SOMETIMES YOU'LL DO ANYTHING TO REMEMBER YOU'RE IN LOVE. On the first full day of our relationship challenge, my husband, Shawn, turns to me and says, "Screw it. Let's go to Aspen and eat Mexican food."
We're standing on a ridge that leads to a big rocky peak in central Colorado's Maroon BellsSnowmass Wilderness. Miles of chossy, fall-and-you-die scrambling lies between us and our destination, Conundrum Hot Springs.
Though the skies are clear, I sense a storm building in the distance. A spurt of saltwater erupts from my tear duct, but a stiff gust of wind kicks up, drying it before Shawn can see it.
"Seriously," Shawn says. "You hate this kind of climbing. Let's go back."
"I don't hate this kind of climbing," I snap. But he's right. I can't stand walking across scratchy knife-edge ridges. I always start shaking, which makes it impossible for me to trust my footing. I want to lie down on the iron-oxidized dirt and cry like a baby. But we've come to the Maroon Bells as a matter of our own survival. After 11 years of wedded bliss, we've realized our weddedness isn't so blissful.
The culprits of our decline are both common and predictable: kids, jobs, and the stress of being adults when we both still think of ourselves as Peter Pan and Wendy. At 40 (me) and 37 (Shawn), we're not on the verge of divorce or anything—far from it. But over the years, our roles have been seriously altered. In 2004, when I got a job as an editor at Skiing magazine, Shawn pulled double daddy duty, staying home and raising our sons, Hatcher and Scout. I came and went, following my dream of skiing the world and writing about it. Now our eight- and nine-year-old boys are in school, I'm a freelance writer, and Shawn is beginning to regain his man-in-a-man's-world sense of self. But our once happy, carefree relationship has become stale, unbalanced, and, occasionally, nasty.

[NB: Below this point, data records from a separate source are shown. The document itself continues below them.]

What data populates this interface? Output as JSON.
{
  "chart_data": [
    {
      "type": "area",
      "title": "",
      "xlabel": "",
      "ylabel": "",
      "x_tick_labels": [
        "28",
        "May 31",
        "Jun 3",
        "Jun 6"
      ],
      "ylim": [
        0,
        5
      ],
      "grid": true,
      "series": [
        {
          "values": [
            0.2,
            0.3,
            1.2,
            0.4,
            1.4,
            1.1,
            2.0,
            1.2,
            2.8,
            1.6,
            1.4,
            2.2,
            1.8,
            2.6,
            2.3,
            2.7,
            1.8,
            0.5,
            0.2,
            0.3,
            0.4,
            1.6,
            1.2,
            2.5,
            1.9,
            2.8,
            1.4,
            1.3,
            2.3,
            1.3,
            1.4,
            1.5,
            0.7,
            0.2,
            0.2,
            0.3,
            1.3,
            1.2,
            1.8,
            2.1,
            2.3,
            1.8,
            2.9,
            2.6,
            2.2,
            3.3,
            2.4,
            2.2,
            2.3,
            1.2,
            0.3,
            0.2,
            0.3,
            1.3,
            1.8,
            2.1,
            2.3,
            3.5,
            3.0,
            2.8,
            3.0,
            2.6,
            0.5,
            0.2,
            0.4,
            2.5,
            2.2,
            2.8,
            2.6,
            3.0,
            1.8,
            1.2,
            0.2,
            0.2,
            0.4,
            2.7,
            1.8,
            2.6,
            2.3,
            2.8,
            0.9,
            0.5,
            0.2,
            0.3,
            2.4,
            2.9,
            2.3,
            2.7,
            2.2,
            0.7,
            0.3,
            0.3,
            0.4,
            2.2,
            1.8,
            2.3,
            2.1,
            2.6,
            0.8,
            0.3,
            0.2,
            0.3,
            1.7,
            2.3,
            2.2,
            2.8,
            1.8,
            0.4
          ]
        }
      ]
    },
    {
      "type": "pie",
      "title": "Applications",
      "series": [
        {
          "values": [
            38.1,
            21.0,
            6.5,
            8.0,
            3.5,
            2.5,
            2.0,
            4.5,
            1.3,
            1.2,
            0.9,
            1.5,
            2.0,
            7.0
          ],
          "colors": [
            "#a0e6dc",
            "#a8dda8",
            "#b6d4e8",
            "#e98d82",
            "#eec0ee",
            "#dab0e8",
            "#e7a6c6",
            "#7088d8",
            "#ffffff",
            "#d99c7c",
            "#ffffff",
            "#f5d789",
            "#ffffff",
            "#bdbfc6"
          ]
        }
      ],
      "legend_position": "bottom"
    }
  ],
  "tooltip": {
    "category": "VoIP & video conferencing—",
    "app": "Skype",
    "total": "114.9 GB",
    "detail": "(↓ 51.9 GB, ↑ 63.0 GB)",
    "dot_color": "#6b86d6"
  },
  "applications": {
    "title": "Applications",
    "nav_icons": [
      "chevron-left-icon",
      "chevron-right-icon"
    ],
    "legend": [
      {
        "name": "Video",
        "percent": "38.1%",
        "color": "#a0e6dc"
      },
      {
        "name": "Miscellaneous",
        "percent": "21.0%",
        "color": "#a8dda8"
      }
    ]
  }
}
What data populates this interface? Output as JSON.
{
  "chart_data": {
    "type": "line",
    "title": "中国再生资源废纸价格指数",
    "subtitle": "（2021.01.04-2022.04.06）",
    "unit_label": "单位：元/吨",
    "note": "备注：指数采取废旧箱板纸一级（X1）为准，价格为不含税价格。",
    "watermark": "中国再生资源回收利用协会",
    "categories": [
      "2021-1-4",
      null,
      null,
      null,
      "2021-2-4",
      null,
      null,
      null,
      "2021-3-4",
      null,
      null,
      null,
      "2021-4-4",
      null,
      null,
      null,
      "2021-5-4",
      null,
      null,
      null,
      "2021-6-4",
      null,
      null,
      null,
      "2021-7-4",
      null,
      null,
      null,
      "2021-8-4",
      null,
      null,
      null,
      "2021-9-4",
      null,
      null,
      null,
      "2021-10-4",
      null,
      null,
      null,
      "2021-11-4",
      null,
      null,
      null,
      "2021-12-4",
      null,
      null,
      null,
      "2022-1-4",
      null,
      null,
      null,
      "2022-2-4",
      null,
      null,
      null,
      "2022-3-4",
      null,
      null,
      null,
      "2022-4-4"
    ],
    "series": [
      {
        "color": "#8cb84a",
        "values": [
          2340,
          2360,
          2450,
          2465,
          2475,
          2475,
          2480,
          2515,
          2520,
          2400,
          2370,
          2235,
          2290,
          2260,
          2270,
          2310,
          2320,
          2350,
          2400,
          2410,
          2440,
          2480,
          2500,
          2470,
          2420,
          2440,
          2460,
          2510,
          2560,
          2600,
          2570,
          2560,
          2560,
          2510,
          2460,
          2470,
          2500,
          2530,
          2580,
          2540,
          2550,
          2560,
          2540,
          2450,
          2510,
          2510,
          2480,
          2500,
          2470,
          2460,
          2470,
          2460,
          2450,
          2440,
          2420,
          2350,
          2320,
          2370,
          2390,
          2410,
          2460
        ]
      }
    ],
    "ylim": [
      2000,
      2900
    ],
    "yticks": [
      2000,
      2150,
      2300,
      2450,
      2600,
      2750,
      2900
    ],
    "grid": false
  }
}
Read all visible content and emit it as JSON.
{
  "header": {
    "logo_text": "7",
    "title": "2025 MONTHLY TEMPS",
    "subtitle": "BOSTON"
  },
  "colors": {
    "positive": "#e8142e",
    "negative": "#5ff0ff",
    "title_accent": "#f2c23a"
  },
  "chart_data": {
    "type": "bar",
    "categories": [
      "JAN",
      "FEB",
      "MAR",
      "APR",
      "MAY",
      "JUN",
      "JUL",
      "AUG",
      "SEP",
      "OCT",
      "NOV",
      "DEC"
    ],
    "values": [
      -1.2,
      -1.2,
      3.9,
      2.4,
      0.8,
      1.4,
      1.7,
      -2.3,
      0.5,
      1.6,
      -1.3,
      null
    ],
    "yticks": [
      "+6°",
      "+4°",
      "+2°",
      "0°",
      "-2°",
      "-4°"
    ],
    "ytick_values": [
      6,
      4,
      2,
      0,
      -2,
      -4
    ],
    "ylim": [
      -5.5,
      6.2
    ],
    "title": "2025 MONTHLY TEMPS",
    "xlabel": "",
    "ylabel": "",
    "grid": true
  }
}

There came a time, last summer, when I knew I had to do something drastic. I went to see my therapist, Kathy, who specializes in couples counseling and has known Shawn and me for more than a decade. Shawn is suspicious of Kathy because the one time we went to see her together she told him he wasn't man enough to go "toe-to-toe with me relationally." The last time I saw her, in October, we did "regression therapy," which plunged me into a pitch-black depression. When I told Shawn I was going back, he said, "Don't let her do some reverse memory displacement on you again. No need to get fucked up for a month or two. Or forever."
And yet Kathy seemed to understand us. "The problem with you and Shawn," she said, "is that you want intensity while he wants passivity. You push the problem while he refuses to accept that there is one. Keep it up and you have the perfect recipe for an explosion. Or worse yet ... stable miserable."